Silicon Valley may be known as the hotspot for tech, but halfway across the globe, Tel Aviv is making its mark. According to Forbes, Tel Aviv has more startups per capita than anywhere else in the world.
App startups make up a large portion of this growing tech community. One in particular made recent headlines when United Hatzalah, a volunteer rescue service, commissioned an SOS app in the wake of the kidnapping of three Israeli teens. The free app by Israeli startup NowForce allows users to request help with the swipe of a finger. About 60,000 Israelis downloaded it in June following its release.
Other apps are more lighthearted, as developers work to allow users to form new kinds of communities, share videos and more. Here are a few great apps to make their way out of Tel Aviv this year.
Forget about Facebook. According to Moish Levin, CEO and co-founder of the Clubz app, social networking as we know it needed a facelift.
“Before Clubz came around, the market that existed in social media was based on profile-building and connecting with others because of their profile’s content,” he said. “We felt this was not only boring and limiting but that users deserved a better way to meet those with common interests.”
Clubz is a platform on which “clubz,” or groups, can be created and joined by users. The app, which was released in January, features fans of cat videos, sports teams and alternative music, to name a few. Within these “clubz,” users can produce and post videos, comment on and “like” content, and share their activity on Facebook, Twitter and WhatsApp.
“Nobody likes having to read through cluttered news feeds and sifting for the information that actually interests them, so we took these thoughts and did something about it,” Levin said.
There are several thousand people using the app and its 300-plus clubz, he said, adding that it’s catching on mostly among sports enthusiasts.

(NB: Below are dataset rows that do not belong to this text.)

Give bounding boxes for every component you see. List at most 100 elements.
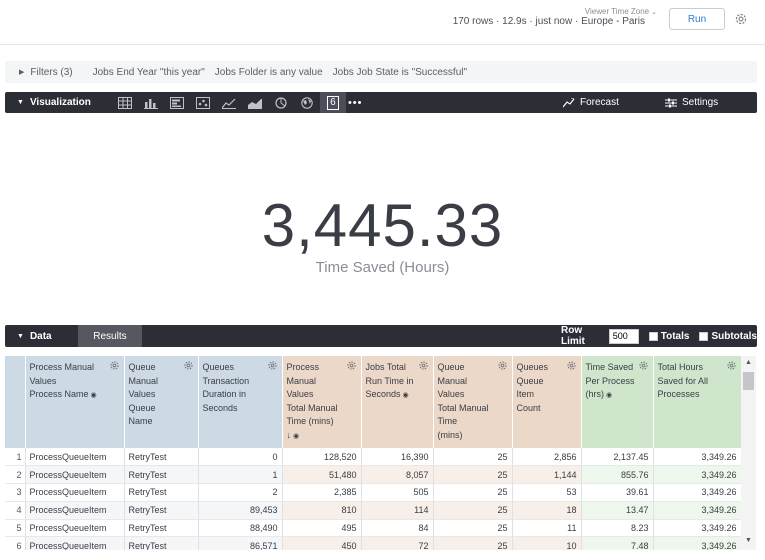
table-cell: 1 — [198, 465, 283, 485]
table-cell: 2,856 — [512, 448, 582, 467]
column-header-line: Item — [516, 389, 535, 399]
table-cell: 86,571 — [198, 536, 283, 550]
scatter-icon[interactable] — [190, 92, 216, 113]
data-bar: ▼ Data Results Row Limit Totals Subtotal… — [5, 325, 757, 347]
row-limit-input[interactable] — [608, 328, 639, 344]
column-chart-icon[interactable] — [138, 92, 164, 113]
column-header[interactable]: Process Manual Values Process Name ◉ — [25, 356, 125, 448]
visualization-title[interactable]: Visualization — [29, 97, 91, 108]
run-button[interactable]: Run — [669, 8, 725, 30]
row-index: 1 — [5, 448, 26, 467]
gear-icon[interactable] — [418, 360, 429, 371]
subtotals-checkbox[interactable]: Subtotals — [699, 331, 757, 342]
column-header-line: Duration in — [202, 389, 247, 399]
area-icon[interactable] — [242, 92, 268, 113]
table-cell: 72 — [361, 536, 434, 550]
column-header[interactable]: Process Manual Values Total Manual Time (min… — [282, 356, 362, 448]
table-cell: ProcessQueueItem — [25, 501, 125, 520]
filter-item[interactable]: Jobs Folder is any value — [214, 66, 323, 78]
tab-results[interactable]: Results — [77, 325, 142, 347]
table-cell: 3,349.26 — [653, 501, 741, 520]
column-header-line: Processes — [657, 389, 700, 399]
column-header[interactable]: Queue Manual Values Queue Name — [124, 356, 199, 448]
row-index: 3 — [5, 483, 26, 502]
table-cell: 18 — [512, 501, 582, 520]
index-header — [5, 356, 26, 448]
column-header[interactable]: Total Hours Saved for All Processes — [653, 356, 741, 448]
scroll-thumb[interactable] — [743, 372, 754, 390]
gear-icon[interactable] — [497, 360, 508, 371]
column-header[interactable]: Jobs Total Run Time in Seconds ◉ — [361, 356, 434, 448]
table-row: 2 ProcessQueueItem RetryTest 1 51,480 8,057 25… — [5, 465, 741, 485]
table-cell: 84 — [361, 519, 434, 538]
column-header-line: Seconds — [365, 389, 401, 399]
gear-icon[interactable] — [267, 360, 278, 371]
vertical-scrollbar[interactable]: ▲ ▼ — [741, 356, 756, 550]
caret-right-icon[interactable]: ▶ — [19, 69, 25, 76]
column-header-line: Count — [516, 402, 541, 413]
table-cell: 2,137.45 — [581, 448, 654, 467]
filters-label[interactable]: Filters (3) — [30, 66, 73, 78]
single-value-glyph: 6 — [327, 95, 339, 110]
chevron-down-icon: ⌄ — [651, 9, 657, 16]
filter-item[interactable]: Jobs End Year "this year" — [92, 66, 205, 78]
single-value-number: 3,445.33 — [261, 192, 504, 259]
forecast-button[interactable]: Forecast — [563, 92, 619, 113]
column-header-line: Process Name — [29, 389, 89, 399]
column-header-line: (hrs) — [585, 389, 605, 399]
checkbox-box[interactable] — [699, 331, 709, 341]
table-cell: 3,349.26 — [653, 448, 741, 467]
query-status: 170 rows · 12.9s · just now · Europe - P… — [452, 16, 645, 27]
line-icon[interactable] — [216, 92, 242, 113]
table-cell: 2 — [198, 483, 283, 502]
table-cell: 1,144 — [512, 465, 582, 485]
results-table: Process Manual Values Process Name ◉ Queue M… — [5, 356, 741, 550]
gear-icon[interactable] — [726, 360, 737, 371]
gear-icon[interactable] — [566, 360, 577, 371]
gear-icon[interactable] — [109, 360, 120, 371]
table-cell: 2,385 — [282, 483, 362, 502]
totals-label: Totals — [660, 330, 690, 342]
hidden-eye-icon: ◉ — [604, 392, 613, 399]
more-options-icon[interactable]: ••• — [347, 96, 363, 109]
checkbox-box[interactable] — [648, 331, 658, 341]
table-row: 4 ProcessQueueItem RetryTest 89,453 810 114 25… — [5, 501, 741, 520]
table-cell: 114 — [361, 501, 434, 520]
table-cell: 3,349.26 — [653, 536, 741, 550]
gear-icon[interactable] — [734, 12, 748, 26]
pie-icon[interactable] — [268, 92, 294, 113]
table-cell: RetryTest — [124, 448, 199, 467]
table-icon[interactable] — [112, 92, 138, 113]
scroll-up-icon[interactable]: ▲ — [745, 359, 752, 366]
single-value-icon[interactable]: 6 — [319, 92, 346, 113]
table-cell: ProcessQueueItem — [25, 483, 125, 502]
table-cell: 25 — [433, 448, 513, 467]
scroll-down-icon[interactable]: ▼ — [745, 537, 752, 544]
column-header-line: Transaction — [202, 375, 250, 386]
column-header[interactable]: Time Saved Per Process (hrs) ◉ — [581, 356, 654, 448]
totals-checkbox[interactable]: Totals — [648, 330, 690, 342]
map-icon[interactable] — [294, 92, 320, 113]
forecast-label: Forecast — [580, 97, 619, 108]
timezone-selector[interactable]: Viewer Time Zone ⌄ — [585, 7, 657, 16]
column-header[interactable]: Queues Queue Item Count — [512, 356, 582, 448]
caret-down-icon[interactable]: ▼ — [17, 332, 24, 340]
column-header[interactable]: Queue Manual Values Total Manual Time (mins) — [433, 356, 513, 448]
table-cell: ProcessQueueItem — [25, 465, 125, 485]
column-header[interactable]: Queues Transaction Duration in Seconds — [198, 356, 283, 448]
table-cell: 51,480 — [282, 465, 362, 485]
filters-bar[interactable]: ▶ Filters (3) Jobs End Year "this year" … — [5, 61, 757, 83]
table-row: 5 ProcessQueueItem RetryTest 88,490 495 84 25 1… — [5, 519, 741, 538]
column-header-line: Process — [286, 362, 320, 372]
tab-data[interactable]: Data — [29, 330, 52, 342]
settings-button[interactable]: Settings — [665, 92, 718, 113]
filter-item[interactable]: Jobs Job State is "Successful" — [332, 66, 468, 78]
column-header-line: Jobs Total — [365, 362, 406, 372]
bar-chart-icon[interactable] — [164, 92, 190, 113]
gear-icon[interactable] — [346, 360, 357, 371]
gear-icon[interactable] — [638, 360, 649, 371]
table-cell: 39.61 — [581, 483, 654, 502]
gear-icon[interactable] — [183, 360, 194, 371]
column-header-line: Process Manual — [29, 362, 95, 372]
caret-down-icon[interactable]: ▼ — [17, 99, 24, 106]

“Fans at Maccabi Tel Aviv games really grabbed Clubz and found it easy to post their content from games or elsewhere. The whole team noticed how cool the club was and how much better this way of sharing made a fan’s personal experience.”
The company is working on expanding the app so it can be adopted by American sports franchises as well, Levin said.
You take a video on your phone. Then you have to upload it to YouTube. Along the way, you might run into problems if the file is too big, and even if that isn’t a problem, you might waste time trying to share manually on Facebook and Twitter.
Max Bluvband noticed that video uploading and sharing was a hassle, so he decided to do something about it.
“When I took videos of my kids or my skiing, I have noticed that no one can see it. Yes, I can upload it to YouTube, prepare an email and send it to everyone, but do we really have the time [to do that] for every video?” he said.
Bluvband decided to streamline the video-sharing process and created LiveLens. The app, which came out in the spring, allows users to share videos live. They simply hit “go live” and their friends and followers receive a notification that they are streaming or have posted new content. The users can see who is watching them, the comments and the “likes” on the video.
LiveLens, which is available in the iTunes store, Google Play and on Google Glass, has a target demographic of teenagers and adults up to age 35. In order to monetize the app, the company plans to charge for videos of celebrities. Although Bluvband, LiveLens’ CEO, would not reveal download numbers, there are other signs of success: In May, online newsmagazine VentureBeat reported that LiveLens raised $2 million in funding from investors.
In February, Samba — which allows users to send videos and record a viewer’s reaction — made its debut in the Apple Store. Less than three weeks later, it was named the best social app at the South by Southwest festival in Austin.
The app represents the next logical stop in exchanging videos, according to company founder Barak Hachamov.
“In the real world, when we listen to someone or see something, we react,” he said. “We react with our face, with our eyes, with our smile. In other messaging services, these reactions still exist, but no one can see them. Samba mimics a very basic human emotion and need. We are doing that by gratifying the sender with the most authentic reactions. Samba makes sure that every message gets the response that it deserves.”
The app hasn’t made money yet. However, Hachamov said that Samba is already being integrated into a reality TV show. The founder also plans to approach brands to see if they would be interested in this new way of communicating with their customers.
In three years, the company hopes to have more than 100 million users. The overall goal, though, is to change how people utilize technology to talk with one another.
“Our vision is to humanize and bring emotion to the way that people communicate in the digital world today,” Hachamov said.